Beginning in 1561, Girolamo Ruscelli published this important, expanded edition of Giacomo Gastaldi's 1548 Ptolemy. Its maps, engraved in Venice by Giulio Sanuto, were in the main based directly upon those in Gastaldi's 1548 work. The maps were larger format than Gastaldi's, however, and Sanuto's engraving was far clearer and more legible than those appearing in the 1548 work. There are some important additions that distinguish Ruscell's Ptolemy from Gastaldi's. Ruscelli's work contained a map of the habitable world according to Ptolemy, which the Gastaldi lacked; also, the double-hemisphere map appearing in the Ruscelli was new and did not appear in the Gastaldi. Ruscelli's modern map of England was based on the work of George Lily, rather than the Waldseemüller-derived map appearing in the Gastaldi; the Ruscelli is the earliest generally acquirable map of England based on knowledge from someone who lived there. In a fateful innovation, Ruscelli's work included
Septentrionalium partium nova tabula,the first copy of Nicolo Zeno's 1558 fraud
Carta da Navegar, which introduced a novel mapping of the north parts of the world, including the phantom islands of Frisland, Icaria, Drogeo and Estotiland. Had Ruscelli not copied the Zeno - which had a narrow, brief publication - this preposterous geography would have probably not taken hold. Its inclusion in Ruscelli's beautiful, authoritative and popular work would lead to the adoption of the Zeno map by Mercator, Ortelius, Plancius and their successors, baffling scholars for centuries. Ruscelli's Ptolemy had a long publication history, cementing the influence of the work. It appeared both in Italian and Latin editions, all printed in Venice, throughout the latter 16th century:
- 1561 La Geographia di Claudio Tolomeo Alessandrino, Italian. Venice, Vincenzo Valgrisi.

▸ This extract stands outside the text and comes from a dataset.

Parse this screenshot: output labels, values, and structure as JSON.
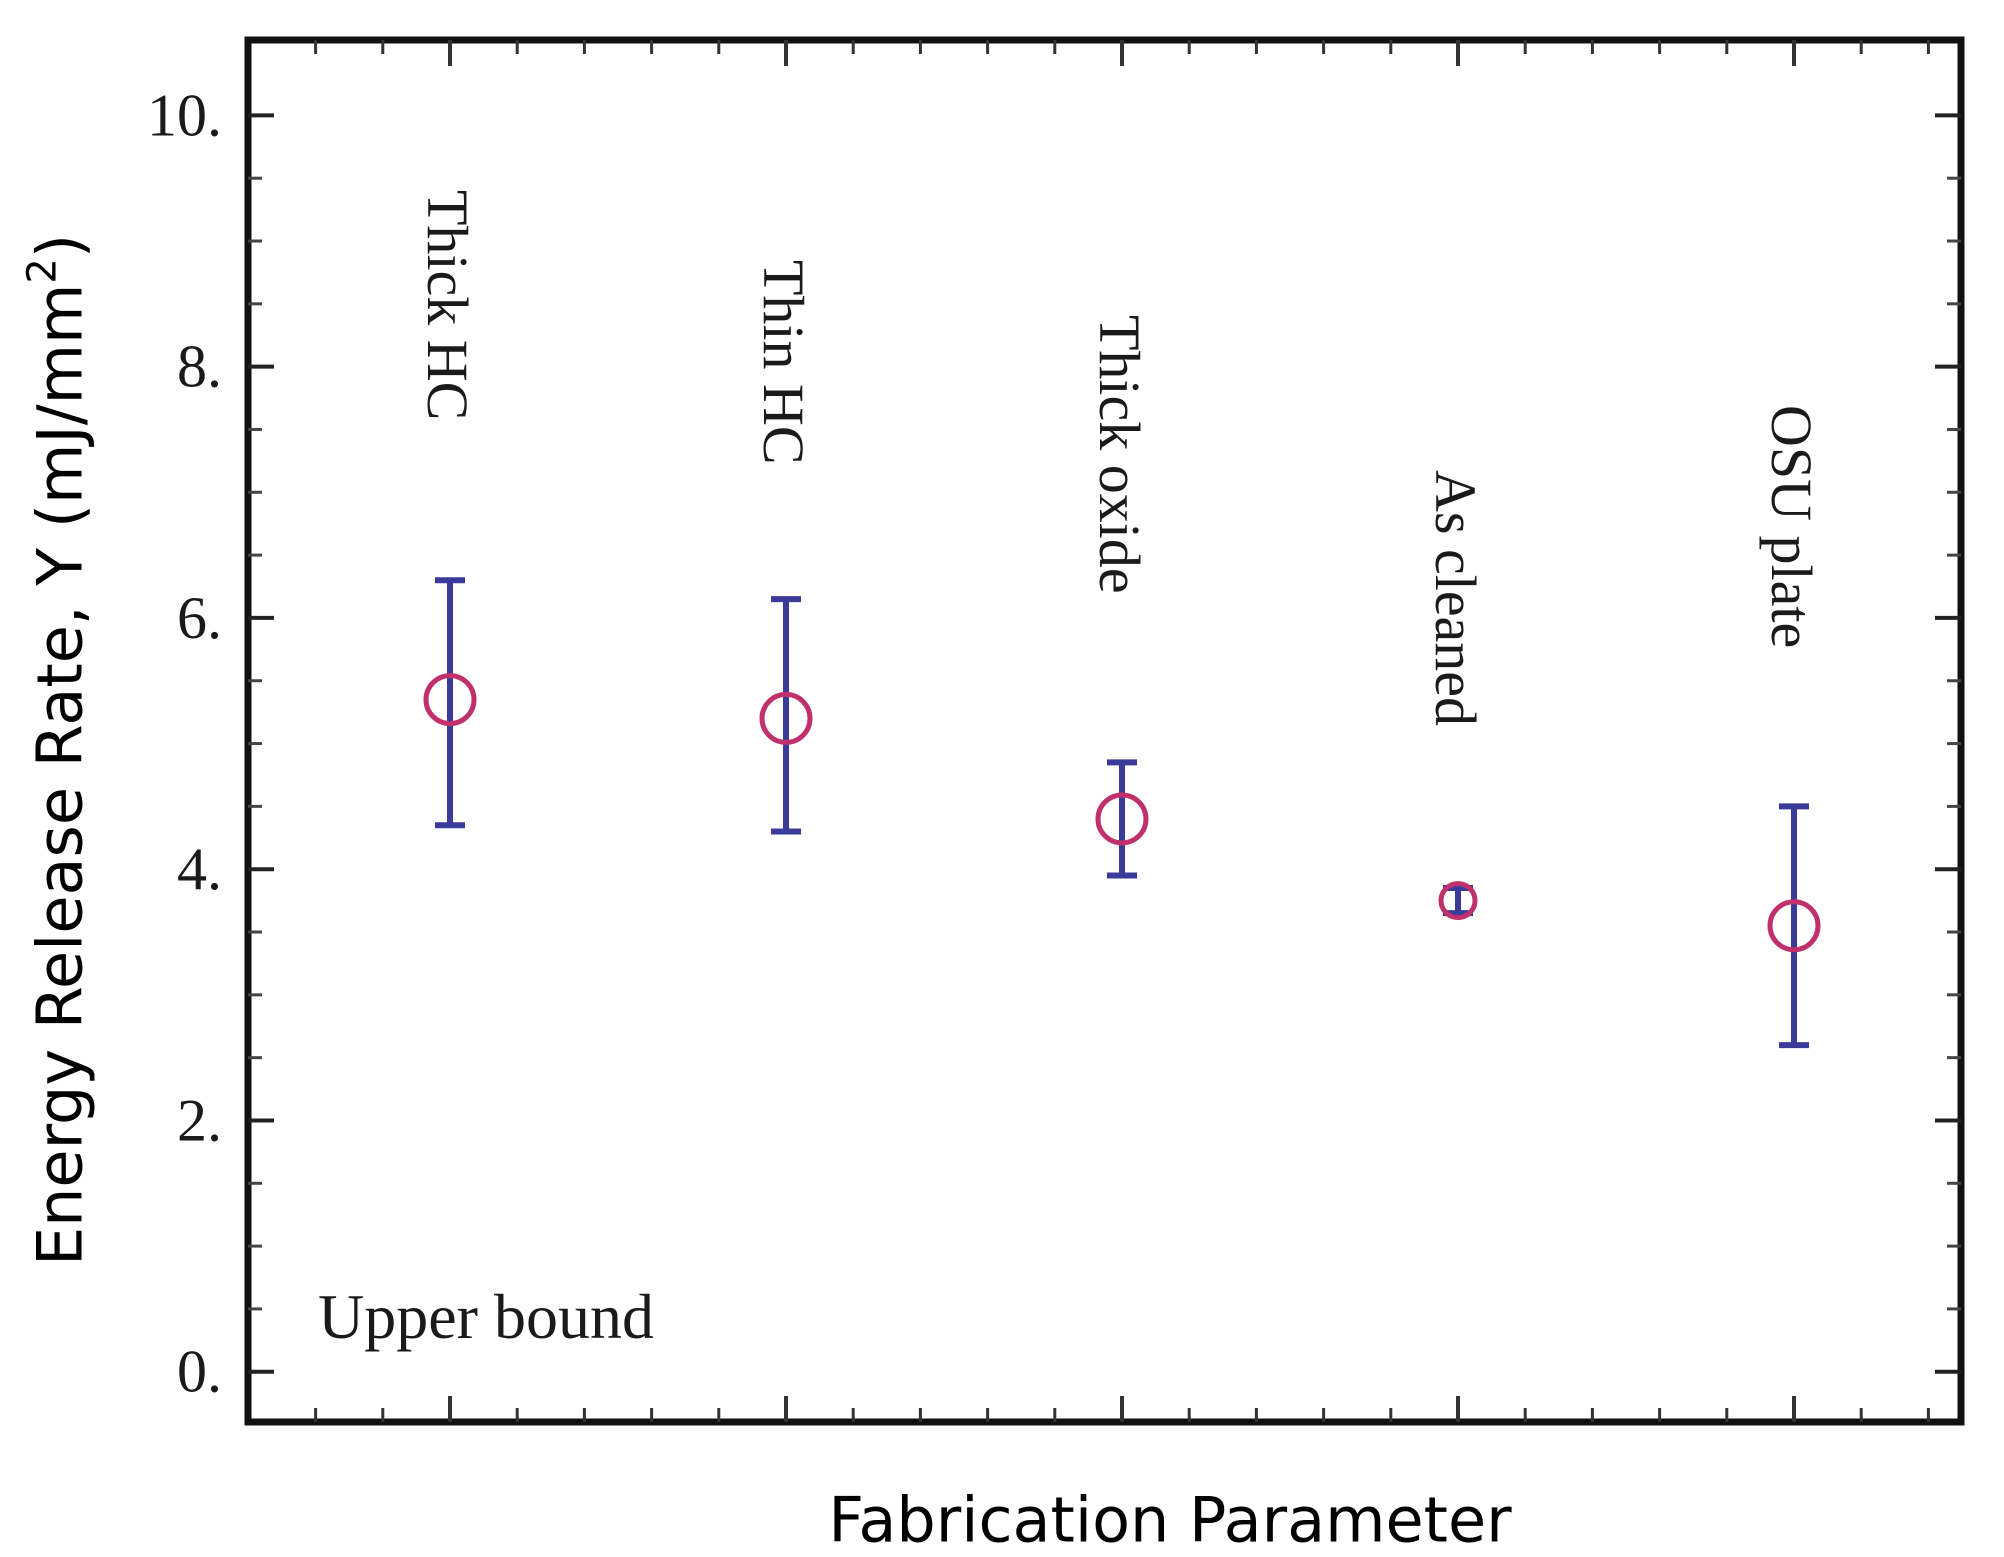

- 1562 Geographia Cl. Ptolemaei Alexandrini, Latin. Venice, Vincenzo Valgrisi.
- 1564 La Geographia di Claudio Tolomeo Alessandrino, Italian. Venice, Giordano Ziletti.
- 1564 Geographia Cl. Ptolemaei Alexandrini, Latin. Venice, Giordano Ziletti.
Maps from the above four editions are distinguishable from later issues by their platemarks, which run off the top of the sheet. (The maps were engraved two-to-a-plate head-to-head, and printed simultaneously. Some exam[ples of the uncut sheets have survived.) There is some evidence that, during the course of the publication of the 1564 Latin edition, Ziletti had begun to divide the plates. The map of the ancient world in the above editions was based on Ptolemy's second, curvilinear projection; the Zeno map appears in its first plate.- 1574 La Geographia di Claudio Tolomeo Alessandrino, Italian. Venice, Giordano Ziletti.
- 1598 Geographia di Claudio Tolomeo Alessandrino, Italian. Venice, heirs of Melchoir Sessa.
- 1599 Geographia di Claudio Tolomeo Alessandrino, Italian. Venice, heirs of Melchoir Sessa.
By 1574, all of the paired plates had been divided. The Ptolemaic world map is newly engraved, utilizing Ptolemy's first, trapezoidal projection. The Zeno map has also been replaced with a new copperplate engraving. Both the 1598 and 1599 Sessa editions can be distinguished from earlier editions by the presence of letterpress text in the upper border of the map sheets, and the addition of decorative engraving on many of the maps. We thank Eliane Dotson for accompanying us on this particular rabbit hole.
Very good. Soiling to margins and faint offsetting. Neat manuscript notation and embellishment of cities in an old hand.
OCLC 7470062. Rumsey 11311.058. Curtis, R. and Durand, Fr. Maps of Malaysia and Borneo: Discovery, Statehood and Progress, no. 2.